During its three-year study, the committee was deluged with communications on the subject. The testimony of Abner Graves, a mining engineer from Denver, Colo., in support of Abner Doubleday figured prominently in the committee’s inquiry.
Both Graves and Doubleday had attended school together in Cooperstown. Doubleday later was appointed to the U.S. Military Academy at West Point, graduating in 1842. Subsequently, he served in the Mexican and Civil wars. As a captain, he fired the first gun for the Union at Fort Sumter, S.C.

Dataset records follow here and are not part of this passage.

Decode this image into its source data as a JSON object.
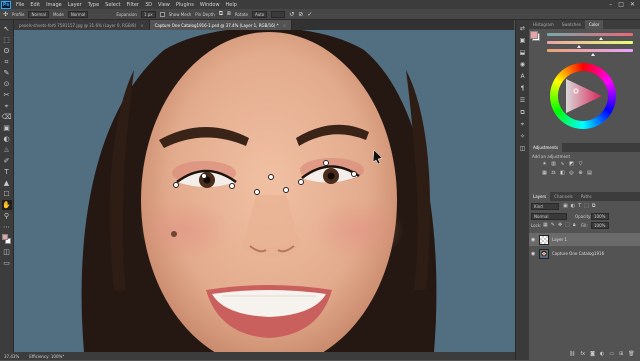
{
  "menubar": {
    "logo": "Ps",
    "items": [
      "File",
      "Edit",
      "Image",
      "Layer",
      "Type",
      "Select",
      "Filter",
      "3D",
      "View",
      "Plugins",
      "Window",
      "Help"
    ],
    "window_controls": [
      "–",
      "□",
      "✕"
    ]
  },
  "optionsbar": {
    "profile_label": "Profile",
    "profile_value": "Normal",
    "mode_label": "Mode",
    "mode_value": "Normal",
    "expansion_label": "Expansion",
    "expansion_value": "1 px",
    "show_mesh_label": "Show Mesh",
    "pin_depth_label": "Pin Depth",
    "rotate_label": "Rotate",
    "rotate_value": "Auto"
  },
  "tabs": [
    {
      "label": "pexels-shvets-forti 7581157.jpg @ 31.6% (Layer 0, RGB/8)",
      "active": false
    },
    {
      "label": "Capture One Catalog1916-1.psd @ 37.4% (Layer 1, RGB/16) *",
      "active": true
    }
  ],
  "tools": [
    "↖",
    "⬚",
    "ʘ",
    "⌗",
    "✎",
    "⊙",
    "✂",
    "⌖",
    "⌫",
    "▣",
    "◐",
    "♨",
    "✐",
    "T",
    "▲",
    "☐",
    "✋",
    "⚲",
    "⋯"
  ],
  "statusbar": {
    "zoom": "37.43%",
    "efficiency": "Efficiency: 100%*"
  },
  "right_strip": [
    "⇄",
    "▣",
    "⬓",
    "◉",
    "A",
    "¶",
    "☰",
    "⧉",
    "⌖",
    "✧",
    "◫"
  ],
  "color_panel": {
    "tabs": [
      "Histogram",
      "Swatches",
      "Color"
    ],
    "active_tab": "Color",
    "foreground": "#e8a3a8",
    "background": "#ffffff"
  },
  "adjustments_panel": {
    "title": "Adjustments",
    "subtitle": "Add an adjustment"
  },
  "layers_panel": {
    "tabs": [
      "Layers",
      "Channels",
      "Paths"
    ],
    "active_tab": "Layers",
    "kind_label": "Kind",
    "blend_mode": "Normal",
    "opacity_label": "Opacity:",
    "opacity_value": "100%",
    "lock_label": "Lock:",
    "fill_label": "Fill:",
    "fill_value": "100%",
    "layers": [
      {
        "name": "Layer 1",
        "selected": true
      },
      {
        "name": "Capture One Catalog1916",
        "selected": false
      }
    ]
  },
  "canvas": {
    "background_color": "#526f82",
    "skin_color": "#e3ab8d",
    "hair_color": "#251812"
  }
}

In his letters to Spalding, Graves claimed to have been present when Doubleday made changes to the then popular game of “Town Ball,” which involved 20 to 50 boys out in a field attempting to catch a ball hit by a “tosser” using a four-inch flat bat. According to Graves, Doubleday used a stick to mark out a diamond-shaped field in the dirt; and his other refinements ostensibly included limiting the number of players, adding bases (hence the name, “baseball”) and the concept of a pitcher and catcher.

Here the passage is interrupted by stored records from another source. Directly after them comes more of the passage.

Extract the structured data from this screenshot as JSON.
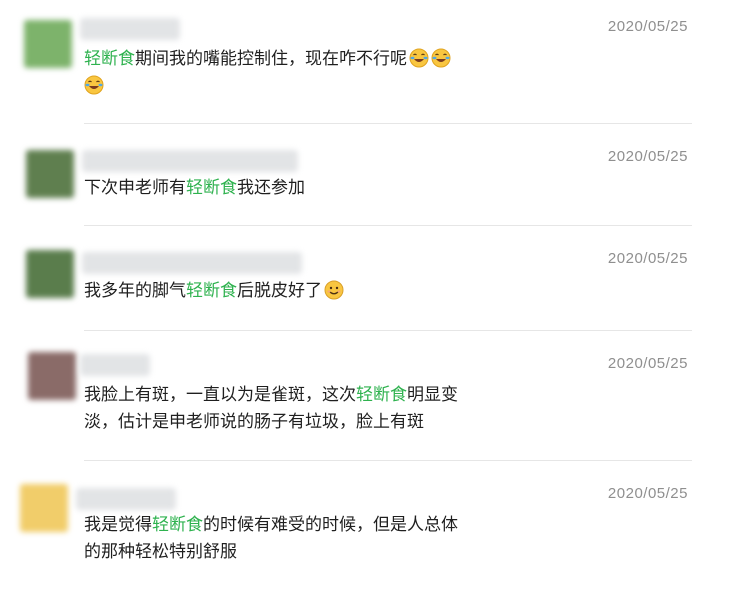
{
  "comments": [
    {
      "date": "2020/05/25",
      "avatar_color": "#7db36b",
      "keyword": "轻断食",
      "text_before": "",
      "text_after": "期间我的嘴能控制住，现在咋不行呢",
      "line2": "",
      "emojis": [
        "crying-laughing-emoji",
        "crying-laughing-emoji",
        "crying-laughing-emoji"
      ]
    },
    {
      "date": "2020/05/25",
      "avatar_color": "#5f7f4f",
      "text_before": "下次申老师有",
      "keyword": "轻断食",
      "text_after": "我还参加"
    },
    {
      "date": "2020/05/25",
      "avatar_color": "#5a7d4c",
      "text_before": "我多年的脚气",
      "keyword": "轻断食",
      "text_after": "后脱皮好了",
      "emojis": [
        "smiling-face-emoji"
      ]
    },
    {
      "date": "2020/05/25",
      "avatar_color": "#8a6b68",
      "text_before": "我脸上有斑，一直以为是雀斑，这次",
      "keyword": "轻断食",
      "text_after": "明显变",
      "line2": "淡，估计是申老师说的肠子有垃圾，脸上有斑"
    },
    {
      "date": "2020/05/25",
      "avatar_color": "#f1cd6a",
      "text_before": "我是觉得",
      "keyword": "轻断食",
      "text_after": "的时候有难受的时候，但是人总体",
      "line2": "的那种轻松特别舒服"
    }
  ],
  "colors": {
    "highlight": "#2fb24f",
    "date": "#8f8f8f",
    "divider": "#e6e6e6"
  }
}
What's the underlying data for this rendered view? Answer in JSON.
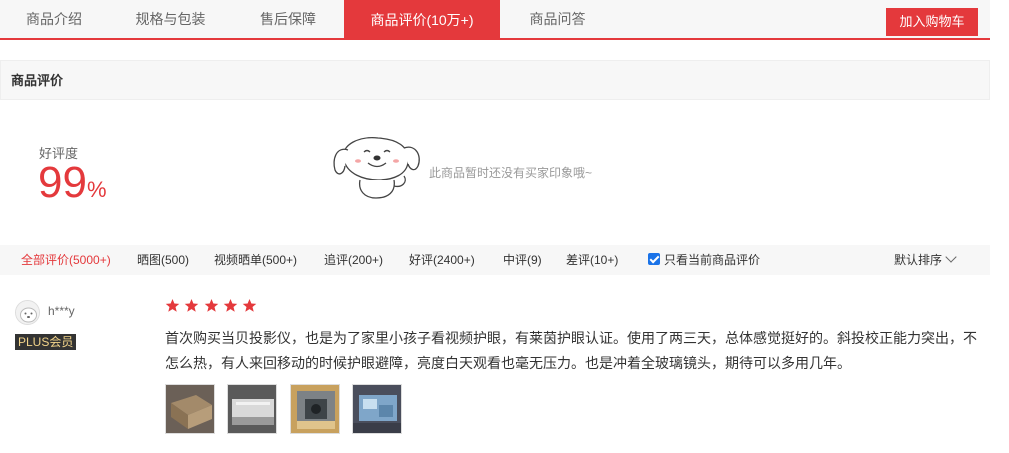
{
  "tabs": [
    {
      "label": "商品介绍"
    },
    {
      "label": "规格与包装"
    },
    {
      "label": "售后保障"
    },
    {
      "label": "商品评价(10万+)"
    },
    {
      "label": "商品问答"
    }
  ],
  "cart_button": "加入购物车",
  "section_title": "商品评价",
  "rating": {
    "label": "好评度",
    "value": "99",
    "unit": "%"
  },
  "impression_text": "此商品暂时还没有买家印象哦~",
  "filters": [
    {
      "label": "全部评价(5000+)"
    },
    {
      "label": "晒图(500)"
    },
    {
      "label": "视频晒单(500+)"
    },
    {
      "label": "追评(200+)"
    },
    {
      "label": "好评(2400+)"
    },
    {
      "label": "中评(9)"
    },
    {
      "label": "差评(10+)"
    }
  ],
  "only_current_label": "只看当前商品评价",
  "sort_label": "默认排序",
  "review": {
    "username": "h***y",
    "badge": "PLUS会员",
    "stars": 5,
    "text": "首次购买当贝投影仪，也是为了家里小孩子看视频护眼，有莱茵护眼认证。使用了两三天，总体感觉挺好的。斜投校正能力突出，不怎么热，有人来回移动的时候护眼避障，亮度白天观看也毫无压力。也是冲着全玻璃镜头，期待可以多用几年。",
    "photo_count": 4
  },
  "colors": {
    "accent": "#e4393c",
    "tab_bg": "#f7f7f7",
    "checkbox": "#1a73e8"
  }
}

The committee’s final report on Dec. 30, 1907, stated in part that “the first scheme for playing baseball, according to the best evidence obtainable to date, was devised by Abner Doubleday at Cooperstown, N.Y., in 1839.”
THE BASEBALL
The discovery of an old baseball in a dust-covered attic trunk 27 years later supported the committee’s findings. In a farmhouse in Fly Creek, N.Y., a crossroads village about three miles from Cooperstown, were found the belongings of the aforementioned Graves and among his possessions was a baseball—undersized, misshapen and obviously homemade. The cover had been torn open, revealing stuffing of cloth instead of the wool and cotton yam which comprise the interior of the modem baseball; but it had a stitched cover. It soon became known as the “Doubleday baseball.”
THE PHILANTHROPIST
Soon after its discovery, the baseball was purchased for $5 by Stephen C. Clark, a Cooperstown resident and philanthropist who had amassed considerable wealth through his association with the Singer Sewing Machine Company. Clark conceived the idea of displaying the baseball, along with other baseball objects, in a room in the Village Club, which now houses the Cooperstown village offices.

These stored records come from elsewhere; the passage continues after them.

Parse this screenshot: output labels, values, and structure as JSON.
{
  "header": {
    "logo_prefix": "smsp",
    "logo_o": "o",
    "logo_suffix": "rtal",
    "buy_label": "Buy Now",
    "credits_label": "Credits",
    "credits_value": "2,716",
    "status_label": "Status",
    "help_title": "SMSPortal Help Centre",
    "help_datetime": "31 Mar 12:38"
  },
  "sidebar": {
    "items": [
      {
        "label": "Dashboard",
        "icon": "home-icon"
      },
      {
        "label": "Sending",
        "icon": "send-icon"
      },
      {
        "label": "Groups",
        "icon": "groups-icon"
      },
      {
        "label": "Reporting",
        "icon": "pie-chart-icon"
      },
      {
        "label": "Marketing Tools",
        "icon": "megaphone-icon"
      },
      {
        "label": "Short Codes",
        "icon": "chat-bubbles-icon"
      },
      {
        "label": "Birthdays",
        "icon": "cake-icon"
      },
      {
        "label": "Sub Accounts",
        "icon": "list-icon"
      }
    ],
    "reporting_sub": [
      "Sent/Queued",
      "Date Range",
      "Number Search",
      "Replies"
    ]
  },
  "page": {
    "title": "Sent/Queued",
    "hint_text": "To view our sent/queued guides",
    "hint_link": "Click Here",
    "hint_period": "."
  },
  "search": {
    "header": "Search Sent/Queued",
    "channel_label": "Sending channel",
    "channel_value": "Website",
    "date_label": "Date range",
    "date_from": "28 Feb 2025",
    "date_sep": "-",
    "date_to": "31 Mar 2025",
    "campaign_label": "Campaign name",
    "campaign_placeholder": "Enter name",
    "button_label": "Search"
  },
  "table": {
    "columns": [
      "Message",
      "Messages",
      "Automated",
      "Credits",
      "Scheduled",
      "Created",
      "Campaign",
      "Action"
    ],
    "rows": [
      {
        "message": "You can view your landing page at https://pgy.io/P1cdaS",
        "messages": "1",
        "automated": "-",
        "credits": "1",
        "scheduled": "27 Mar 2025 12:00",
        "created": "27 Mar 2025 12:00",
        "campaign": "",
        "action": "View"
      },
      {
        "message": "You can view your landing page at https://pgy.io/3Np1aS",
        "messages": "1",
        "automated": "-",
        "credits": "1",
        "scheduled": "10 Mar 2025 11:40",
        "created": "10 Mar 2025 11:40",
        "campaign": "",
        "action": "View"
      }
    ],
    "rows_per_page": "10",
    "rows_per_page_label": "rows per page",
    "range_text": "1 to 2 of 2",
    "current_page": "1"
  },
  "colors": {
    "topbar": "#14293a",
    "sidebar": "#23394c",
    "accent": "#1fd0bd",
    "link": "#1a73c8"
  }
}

The small one-room exhibition attracted tremendous public interest, and with the assistance of Alexander Cleland, who had been associated with Clark in other endeavors, support was sought for the establishment of a National Baseball Museum. Ford Frick, then president of the National League, was especially enthusiastic. He obtained the backing of Kenesaw Mountain Landis, baseball’s first commissioner, and William Harridge, president of the American League. Contributions and priceless baseball memorabilia soon poured in from all parts of the country as the word spread.